5 Tanda Utama Anda Alami Quiet Firing dari Atasan
Jika Anda pernah merasa tak banyak terlibat dalam suatu proyek di tempat Anda bekerja, maka ada kemungkinan Anda termasuk dalam praktik "quiet firing" atau proses pemecatan paksa yang dilakukan secara "halus".
Berdasarkan jajak pendapat yang dilakukan di laman LinkedIn pada Agustus lalu, perusahaan yang melakukan metode pemecatan ini kerap kali membiarkan pekerja untuk tak mengalami kenaikan gaji selama bertahun-tahun atau tidak memberikan kesempatan promosi ke jabatan baru.
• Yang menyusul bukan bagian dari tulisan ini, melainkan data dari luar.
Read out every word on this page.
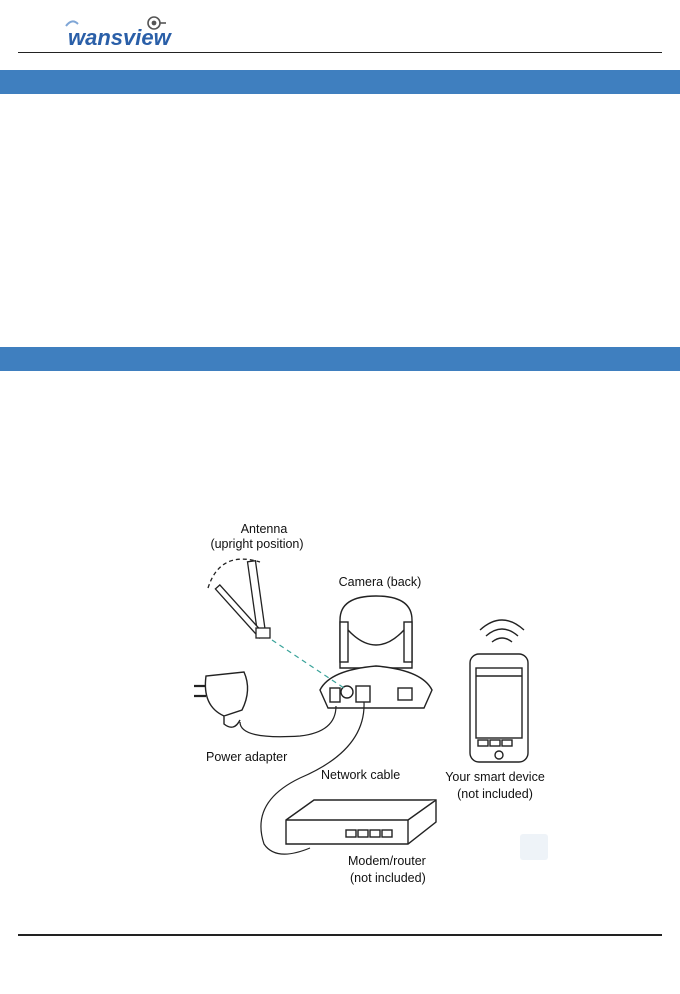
wansview
Antenna
(upright position)
Camera (back)
Power adapter
Network cable
Modem/router
(not included)
Your smart device
(not included)
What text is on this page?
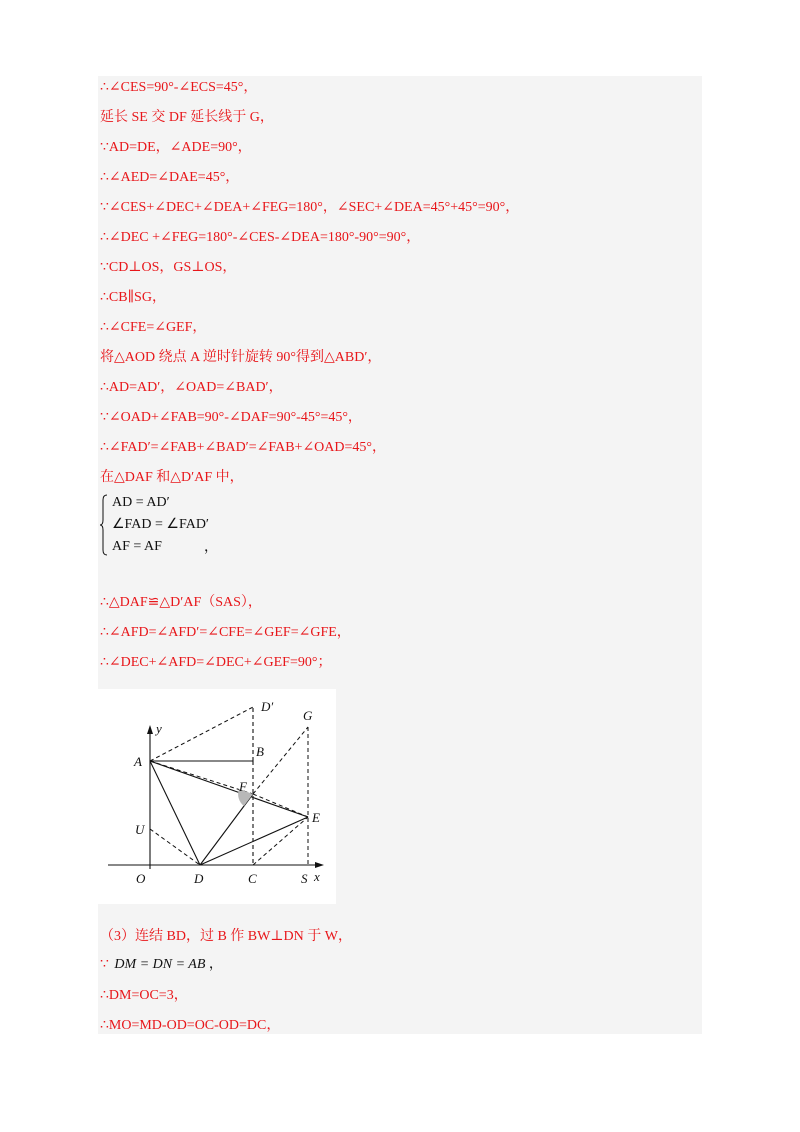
∴∠CES=90°-∠ECS=45°，
延长 SE 交 DF 延长线于 G，
∵AD=DE，∠ADE=90°，
∴∠AED=∠DAE=45°，
∵∠CES+∠DEC+∠DEA+∠FEG=180°，∠SEC+∠DEA=45°+45°=90°，
∴∠DEC +∠FEG=180°-∠CES-∠DEA=180°-90°=90°，
∵CD⊥OS，GS⊥OS，
∴CB∥SG，
∴∠CFE=∠GEF，
将△AOD 绕点 A 逆时针旋转 90°得到△ABD′，
∴AD=AD′，∠OAD=∠BAD′，
∵∠OAD+∠FAB=90°-∠DAF=90°-45°=45°，
∴∠FAD′=∠FAB+∠BAD′=∠FAB+∠OAD=45°，
在△DAF 和△D′AF 中，
AD = AD′
∠FAD = ∠FAD′
AF = AF	，
∴△DAF≌△D′AF（SAS），
∴∠AFD=∠AFD′=∠CFE=∠GEF=∠GFE，
∴∠DEC+∠AFD=∠DEC+∠GEF=90°；
y
x
A
B
D′
G
F
E
U
O	D	C	S
（3）连结 BD，过 B 作 BW⊥DN 于 W，
∵ DM = DN = AB ，
∴DM=OC=3，
∴MO=MD-OD=OC-OD=DC，
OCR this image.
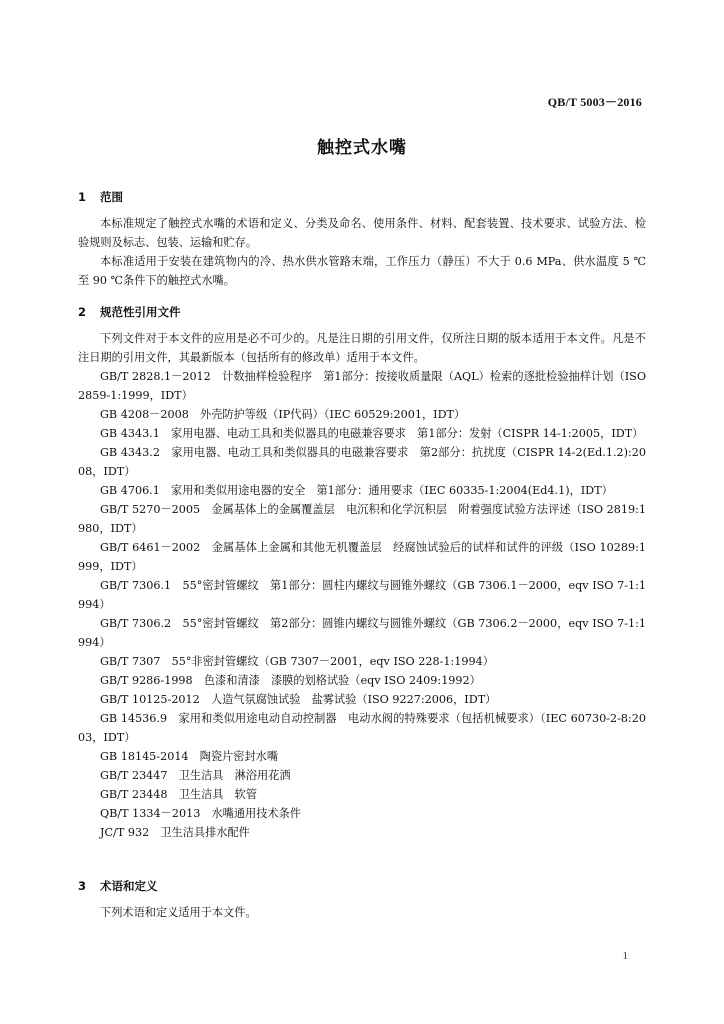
QB/T 5003－2016
触控式水嘴
1 范围

本标准规定了触控式水嘴的术语和定义、分类及命名、使用条件、材料、配套装置、技术要求、试验方法、检验规则及标志、包装、运输和贮存。

本标准适用于安装在建筑物内的冷、热水供水管路末端，工作压力（静压）不大于 0.6 MPa、供水温度 5 ℃至 90 ℃条件下的触控式水嘴。

2 规范性引用文件

下列文件对于本文件的应用是必不可少的。凡是注日期的引用文件，仅所注日期的版本适用于本文件。凡是不注日期的引用文件，其最新版本（包括所有的修改单）适用于本文件。

GB/T 2828.1－2012　计数抽样检验程序　第1部分：按接收质量限（AQL）检索的逐批检验抽样计划（ISO 2859-1:1999，IDT）

GB 4208－2008　外壳防护等级（IP代码）（IEC 60529:2001，IDT）

GB 4343.1　家用电器、电动工具和类似器具的电磁兼容要求　第1部分：发射（CISPR 14-1:2005，IDT）

GB 4343.2　家用电器、电动工具和类似器具的电磁兼容要求　第2部分：抗扰度（CISPR 14-2(Ed.1.2):2008，IDT）

GB 4706.1　家用和类似用途电器的安全　第1部分：通用要求（IEC 60335-1:2004(Ed4.1)，IDT）

GB/T 5270－2005　金属基体上的金属覆盖层　电沉积和化学沉积层　附着强度试验方法评述（ISO 2819:1980，IDT）

GB/T 6461－2002　金属基体上金属和其他无机覆盖层　经腐蚀试验后的试样和试件的评级（ISO 10289:1999，IDT）

GB/T 7306.1　55°密封管螺纹　第1部分：圆柱内螺纹与圆锥外螺纹（GB 7306.1－2000，eqv ISO 7-1:1994）

GB/T 7306.2　55°密封管螺纹　第2部分：圆锥内螺纹与圆锥外螺纹（GB 7306.2－2000，eqv ISO 7-1:1994）

GB/T 7307　55°非密封管螺纹（GB 7307－2001，eqv ISO 228-1:1994）

GB/T 9286-1998　色漆和清漆　漆膜的划格试验（eqv ISO 2409:1992）

GB/T 10125-2012　人造气氛腐蚀试验　盐雾试验（ISO 9227:2006，IDT）

GB 14536.9　家用和类似用途电动自动控制器　电动水阀的特殊要求（包括机械要求）（IEC 60730-2-8:2003，IDT）

GB 18145-2014　陶瓷片密封水嘴

GB/T 23447　卫生洁具　淋浴用花洒

GB/T 23448　卫生洁具　软管

QB/T 1334－2013　水嘴通用技术条件

JC/T 932　卫生洁具排水配件

3 术语和定义

下列术语和定义适用于本文件。

1
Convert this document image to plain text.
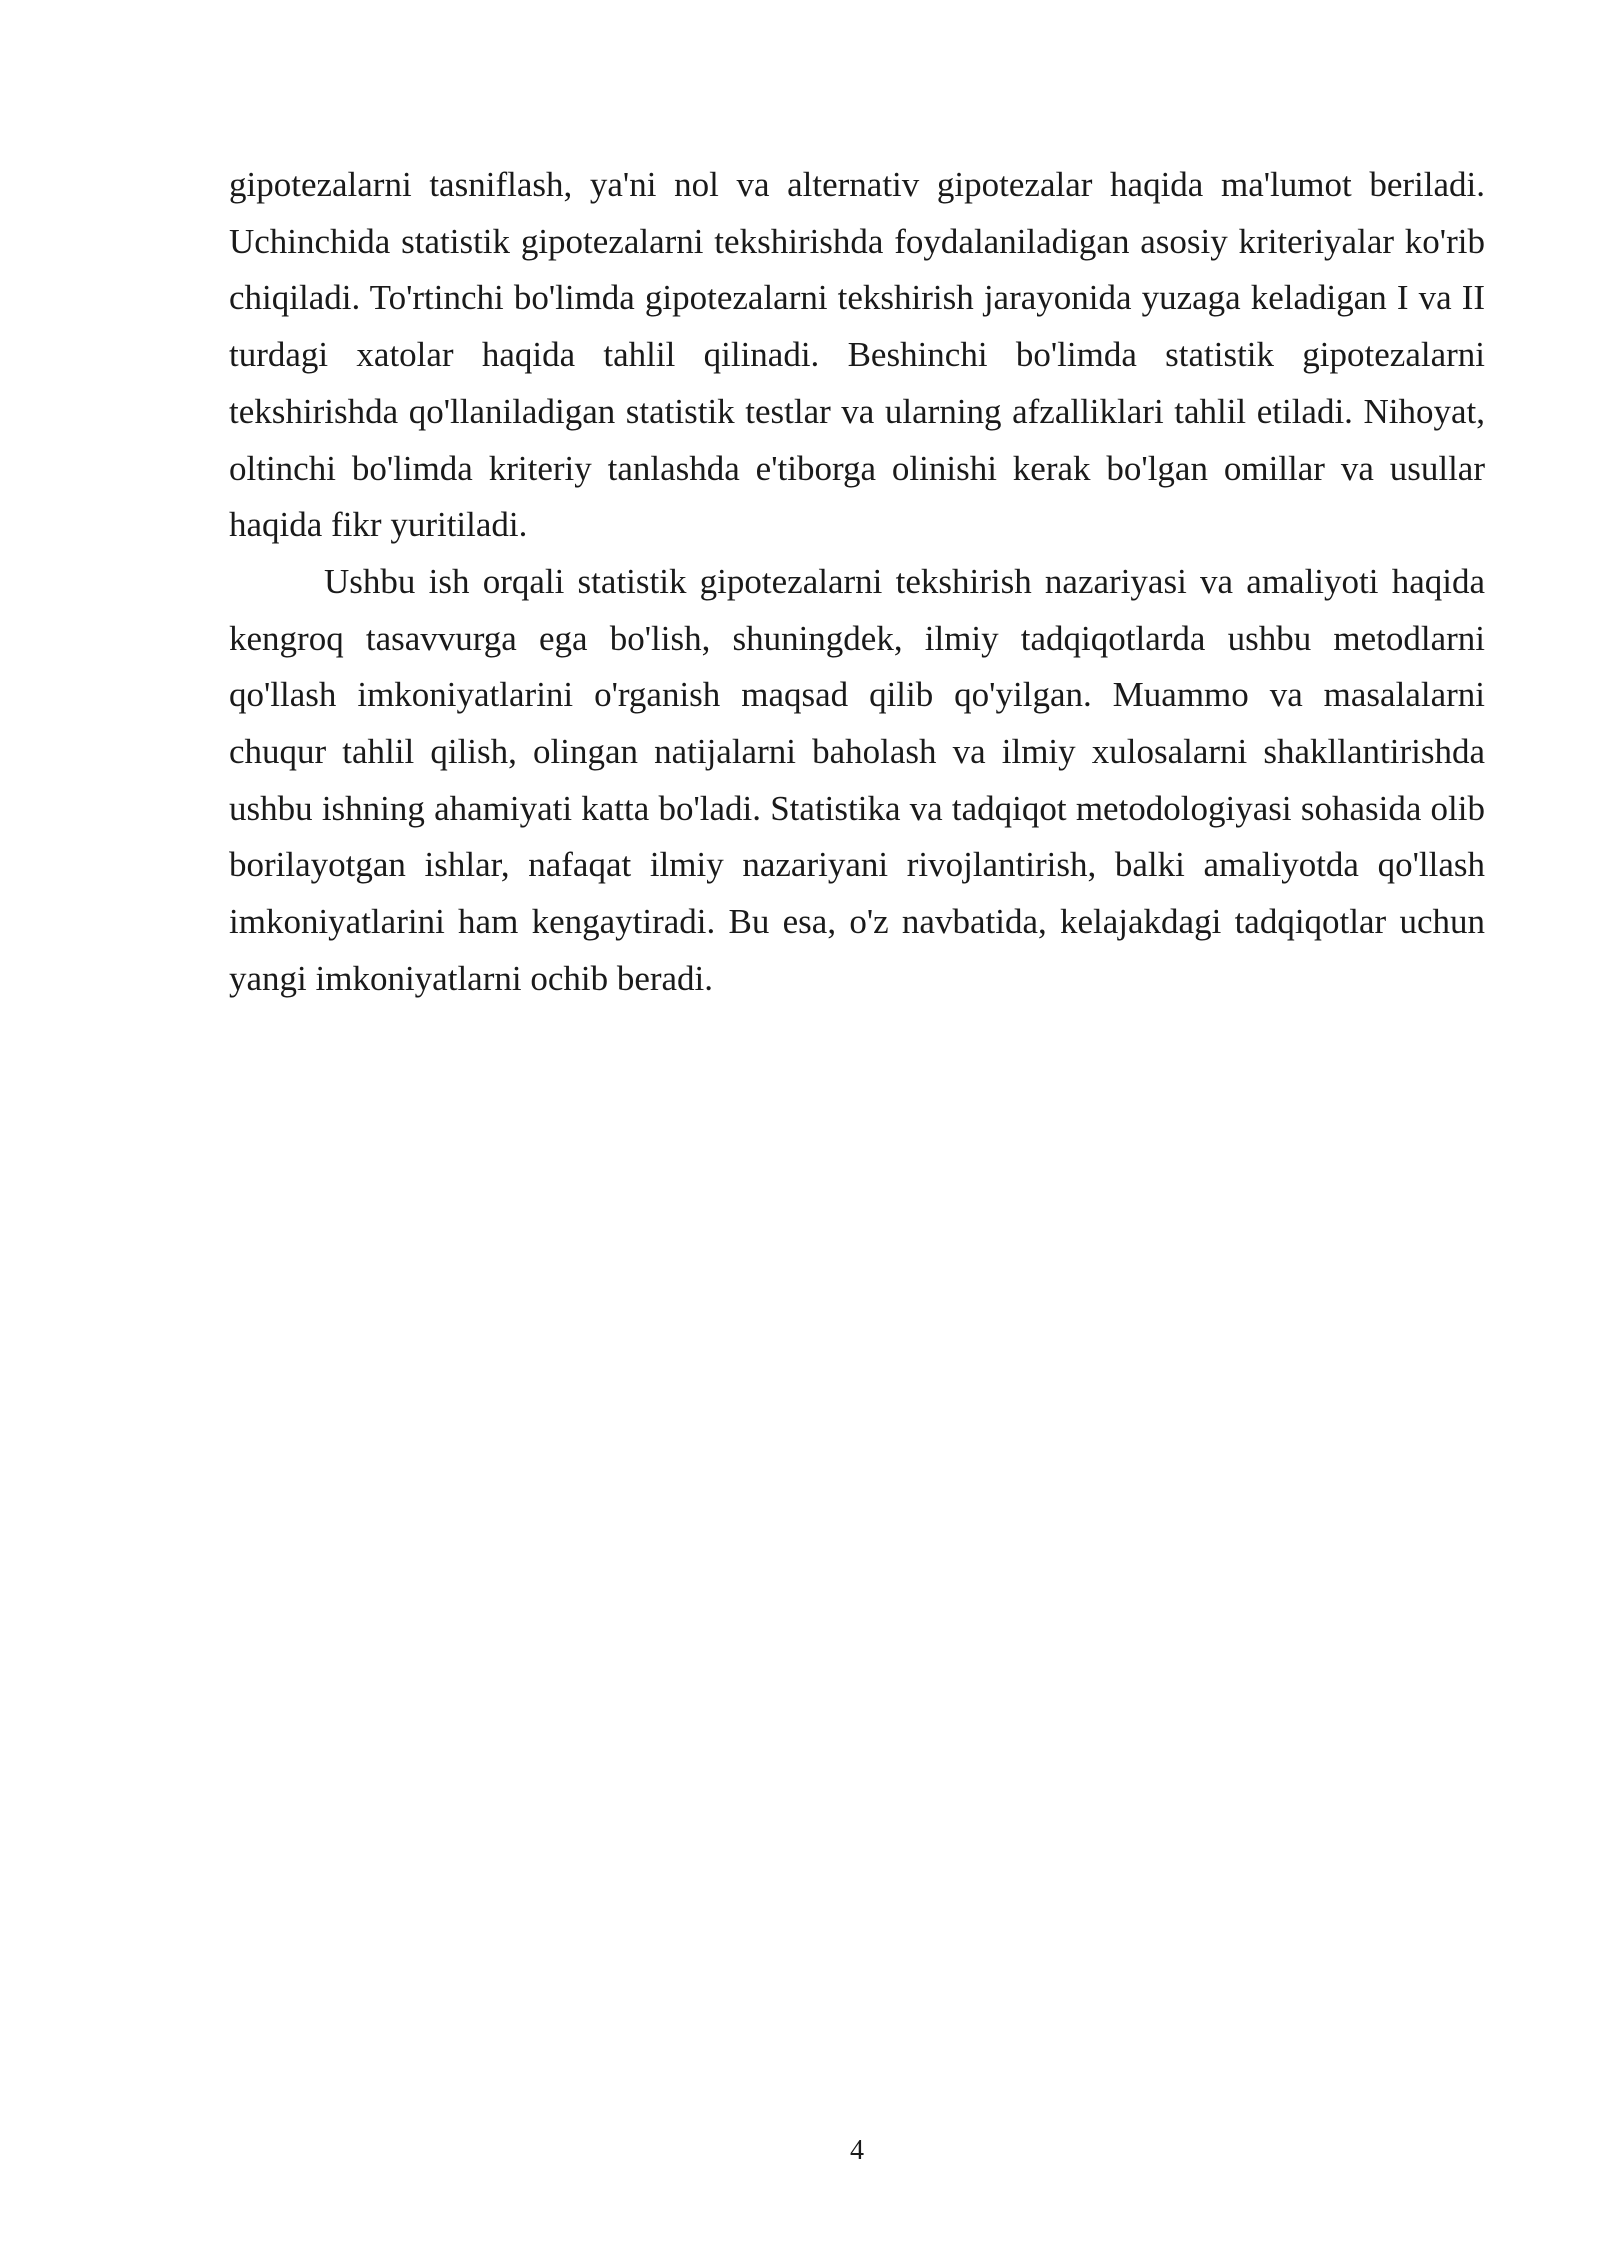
gipotezalarni tasniflash, ya'ni nol va alternativ gipotezalar haqida ma'lumot beriladi. Uchinchida statistik gipotezalarni tekshirishda foydalaniladigan asosiy kriteriyalar ko'rib chiqiladi. To'rtinchi bo'limda gipotezalarni tekshirish jarayonida yuzaga keladigan I va II turdagi xatolar haqida tahlil qilinadi. Beshinchi bo'limda statistik gipotezalarni tekshirishda qo'llaniladigan statistik testlar va ularning afzalliklari tahlil etiladi. Nihoyat, oltinchi bo'limda kriteriy tanlashda e'tiborga olinishi kerak bo'lgan omillar va usullar haqida fikr yuritiladi.

Ushbu ish orqali statistik gipotezalarni tekshirish nazariyasi va amaliyoti haqida kengroq tasavvurga ega bo'lish, shuningdek, ilmiy tadqiqotlarda ushbu metodlarni qo'llash imkoniyatlarini o'rganish maqsad qilib qo'yilgan. Muammo va masalalarni chuqur tahlil qilish, olingan natijalarni baholash va ilmiy xulosalarni shakllantirishda ushbu ishning ahamiyati katta bo'ladi. Statistika va tadqiqot metodologiyasi sohasida olib borilayotgan ishlar, nafaqat ilmiy nazariyani rivojlantirish, balki amaliyotda qo'llash imkoniyatlarini ham kengaytiradi. Bu esa, o'z navbatida, kelajakdagi tadqiqotlar uchun yangi imkoniyatlarni ochib beradi.

4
Selain itu, perusahaan biasanya akan memberikan tanggung jawab pekerja yang lebih sedikit kepada pekerja yang akan dipecat itu, bahkan dengan sengaja menjauhkan dari proses pengembangan diri dan kepemimpinan.
Dilansir melalui laporan Huffpost, Rabu (7/9), sebanyak 200 ribu responden telah mengisi polling tersebut. Hasilnya, 48 persen pernah menyaksikan rekan kerja yang mengalami perlakuan-perlakuan itu.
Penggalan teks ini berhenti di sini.